Only a small portion, approximately less than 10%, of the debris remained on the prosthetic appliance in the acid solution of the present invention, with no traces of the removed material within the beaker.
The Efferdent® solution still had a significant amount of tartar debris affixed within the spaces between the teeth. There were also pieces of the dislodged debris present on the bottom of the beaker, intact and undissolved.
The tap water had only a slight removal of less than approximately 10% of the debris.

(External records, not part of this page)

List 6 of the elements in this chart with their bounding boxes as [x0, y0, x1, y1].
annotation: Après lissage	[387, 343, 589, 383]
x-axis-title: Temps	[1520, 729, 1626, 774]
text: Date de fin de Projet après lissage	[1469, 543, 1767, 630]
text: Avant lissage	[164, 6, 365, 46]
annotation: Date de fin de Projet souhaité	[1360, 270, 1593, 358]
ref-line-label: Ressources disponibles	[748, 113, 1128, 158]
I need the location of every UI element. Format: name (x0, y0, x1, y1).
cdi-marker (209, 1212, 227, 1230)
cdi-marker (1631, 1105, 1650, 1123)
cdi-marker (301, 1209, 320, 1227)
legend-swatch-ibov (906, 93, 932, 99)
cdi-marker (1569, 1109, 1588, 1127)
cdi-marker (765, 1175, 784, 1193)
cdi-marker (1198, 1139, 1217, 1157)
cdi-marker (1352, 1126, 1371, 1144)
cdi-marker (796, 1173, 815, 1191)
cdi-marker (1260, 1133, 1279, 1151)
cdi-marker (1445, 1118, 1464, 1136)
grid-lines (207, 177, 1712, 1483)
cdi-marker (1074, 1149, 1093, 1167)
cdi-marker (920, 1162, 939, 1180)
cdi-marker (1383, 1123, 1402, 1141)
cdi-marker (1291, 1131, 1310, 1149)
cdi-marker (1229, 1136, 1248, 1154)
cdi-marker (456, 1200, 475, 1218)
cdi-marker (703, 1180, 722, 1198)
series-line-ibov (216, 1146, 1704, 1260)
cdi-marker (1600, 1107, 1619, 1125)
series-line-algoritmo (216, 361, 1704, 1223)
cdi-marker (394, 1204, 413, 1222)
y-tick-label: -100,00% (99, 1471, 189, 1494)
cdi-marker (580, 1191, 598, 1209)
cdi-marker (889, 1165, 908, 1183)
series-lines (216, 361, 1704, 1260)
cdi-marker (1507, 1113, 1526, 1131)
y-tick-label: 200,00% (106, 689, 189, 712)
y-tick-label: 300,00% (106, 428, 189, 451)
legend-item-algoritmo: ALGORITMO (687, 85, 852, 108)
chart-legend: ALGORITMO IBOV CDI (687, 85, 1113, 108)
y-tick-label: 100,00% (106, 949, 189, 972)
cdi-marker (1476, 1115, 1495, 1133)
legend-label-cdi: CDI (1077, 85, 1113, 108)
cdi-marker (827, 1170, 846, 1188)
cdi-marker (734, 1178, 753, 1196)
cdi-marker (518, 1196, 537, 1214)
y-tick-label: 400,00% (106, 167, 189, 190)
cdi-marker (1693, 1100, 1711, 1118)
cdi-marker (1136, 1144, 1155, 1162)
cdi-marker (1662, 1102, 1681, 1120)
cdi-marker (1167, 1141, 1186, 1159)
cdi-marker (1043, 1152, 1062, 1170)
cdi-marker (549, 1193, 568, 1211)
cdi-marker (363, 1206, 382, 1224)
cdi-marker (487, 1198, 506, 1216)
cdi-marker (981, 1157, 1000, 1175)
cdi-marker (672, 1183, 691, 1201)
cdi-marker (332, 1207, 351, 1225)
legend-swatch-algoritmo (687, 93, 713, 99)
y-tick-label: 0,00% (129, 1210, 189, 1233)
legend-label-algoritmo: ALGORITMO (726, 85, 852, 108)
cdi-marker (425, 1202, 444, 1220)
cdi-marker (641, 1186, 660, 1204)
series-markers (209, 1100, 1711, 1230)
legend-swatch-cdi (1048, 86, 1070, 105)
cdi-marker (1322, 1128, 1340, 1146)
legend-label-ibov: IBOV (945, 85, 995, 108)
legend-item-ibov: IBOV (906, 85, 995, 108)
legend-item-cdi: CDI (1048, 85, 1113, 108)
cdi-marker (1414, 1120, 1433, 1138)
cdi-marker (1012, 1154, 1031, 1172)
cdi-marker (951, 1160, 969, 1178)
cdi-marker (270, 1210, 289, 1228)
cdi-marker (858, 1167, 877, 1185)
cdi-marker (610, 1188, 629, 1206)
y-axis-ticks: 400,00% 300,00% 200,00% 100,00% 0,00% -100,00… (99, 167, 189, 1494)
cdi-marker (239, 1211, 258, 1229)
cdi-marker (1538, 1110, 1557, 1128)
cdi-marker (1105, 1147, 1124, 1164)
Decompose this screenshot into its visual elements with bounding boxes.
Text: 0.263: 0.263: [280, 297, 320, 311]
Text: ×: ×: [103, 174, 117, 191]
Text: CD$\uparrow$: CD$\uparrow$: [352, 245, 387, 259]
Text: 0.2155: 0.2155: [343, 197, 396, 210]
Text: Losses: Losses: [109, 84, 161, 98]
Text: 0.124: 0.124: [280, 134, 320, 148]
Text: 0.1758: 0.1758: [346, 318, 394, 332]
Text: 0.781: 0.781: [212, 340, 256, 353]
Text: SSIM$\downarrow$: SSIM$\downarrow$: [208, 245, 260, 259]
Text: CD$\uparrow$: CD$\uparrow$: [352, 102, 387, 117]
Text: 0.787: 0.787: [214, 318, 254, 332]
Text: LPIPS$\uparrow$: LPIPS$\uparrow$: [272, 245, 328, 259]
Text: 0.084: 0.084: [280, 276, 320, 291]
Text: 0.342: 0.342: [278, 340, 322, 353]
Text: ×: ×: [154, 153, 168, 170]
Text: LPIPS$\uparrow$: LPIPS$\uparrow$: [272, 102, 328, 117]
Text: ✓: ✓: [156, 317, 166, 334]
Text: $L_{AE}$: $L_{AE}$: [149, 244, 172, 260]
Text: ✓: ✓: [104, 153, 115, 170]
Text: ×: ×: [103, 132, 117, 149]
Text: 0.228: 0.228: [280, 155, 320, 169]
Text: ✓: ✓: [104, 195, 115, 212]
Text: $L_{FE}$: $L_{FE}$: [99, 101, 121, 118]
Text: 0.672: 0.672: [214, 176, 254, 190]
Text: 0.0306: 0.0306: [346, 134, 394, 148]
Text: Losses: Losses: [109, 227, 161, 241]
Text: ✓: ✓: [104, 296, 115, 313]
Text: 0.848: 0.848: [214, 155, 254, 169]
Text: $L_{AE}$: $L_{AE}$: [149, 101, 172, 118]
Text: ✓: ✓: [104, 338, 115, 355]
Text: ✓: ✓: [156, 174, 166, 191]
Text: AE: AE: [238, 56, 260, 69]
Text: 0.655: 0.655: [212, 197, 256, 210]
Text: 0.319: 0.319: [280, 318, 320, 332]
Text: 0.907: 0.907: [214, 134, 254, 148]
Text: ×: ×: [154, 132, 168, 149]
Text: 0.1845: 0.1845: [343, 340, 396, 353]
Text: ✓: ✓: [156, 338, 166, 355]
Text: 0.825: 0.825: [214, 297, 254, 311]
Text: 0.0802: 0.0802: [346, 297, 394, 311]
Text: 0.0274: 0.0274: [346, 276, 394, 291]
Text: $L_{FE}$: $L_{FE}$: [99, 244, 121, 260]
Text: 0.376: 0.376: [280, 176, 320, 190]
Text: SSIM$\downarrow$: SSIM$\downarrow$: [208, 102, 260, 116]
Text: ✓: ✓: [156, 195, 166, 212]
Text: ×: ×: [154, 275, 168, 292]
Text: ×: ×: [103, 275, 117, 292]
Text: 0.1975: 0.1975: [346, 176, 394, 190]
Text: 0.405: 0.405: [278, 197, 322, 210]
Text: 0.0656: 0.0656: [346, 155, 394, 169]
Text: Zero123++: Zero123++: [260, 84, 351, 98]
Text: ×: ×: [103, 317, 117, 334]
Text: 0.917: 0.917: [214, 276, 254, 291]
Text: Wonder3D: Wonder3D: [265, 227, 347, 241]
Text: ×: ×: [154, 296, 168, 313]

After one hour, all of the tartar debris had been removed from the dental appliance soaked in the acid solution of the present invention, with no traces of the dislodged debris on the bottom of the beaker.
The Efferdent® solution still had an amount of tartar debris affixed within the spaces between the teeth. The solution had changed color from a dark blue to a light blue indicating a bleaching effect due to the release of oxygen gas. There were still pieces of the dislodged debris present on the bottom of the beaker, intact and undissolved.
The tap water control still had a significant amount of debris on the appliance.
Additionally, the prosthetic appliance was allowed to soak for 24 hours in the acid solution of the present invention with no discoloration or corrosion to the metal clasps and solder joints as well as no damage to the acrylic structures and teeth.
The results show the ability of the present invention to remove and dissolve tartar and calculus present on dental appliances in a brief static soak without compromising the integrity of the appliance itself. The resulting formula provides a solution with greater ability to clean difficult stains and debris.
It will be appreciated by those skilled in the art that changes could be made to the embodiments described above without departing from the broad inventive concept thereof. It is understood, therefore, that this invention is not limited to the particular embodiments disclosed, but it is intended to cover modifications within the spirit and scope of the present invention as defined by the appended claims.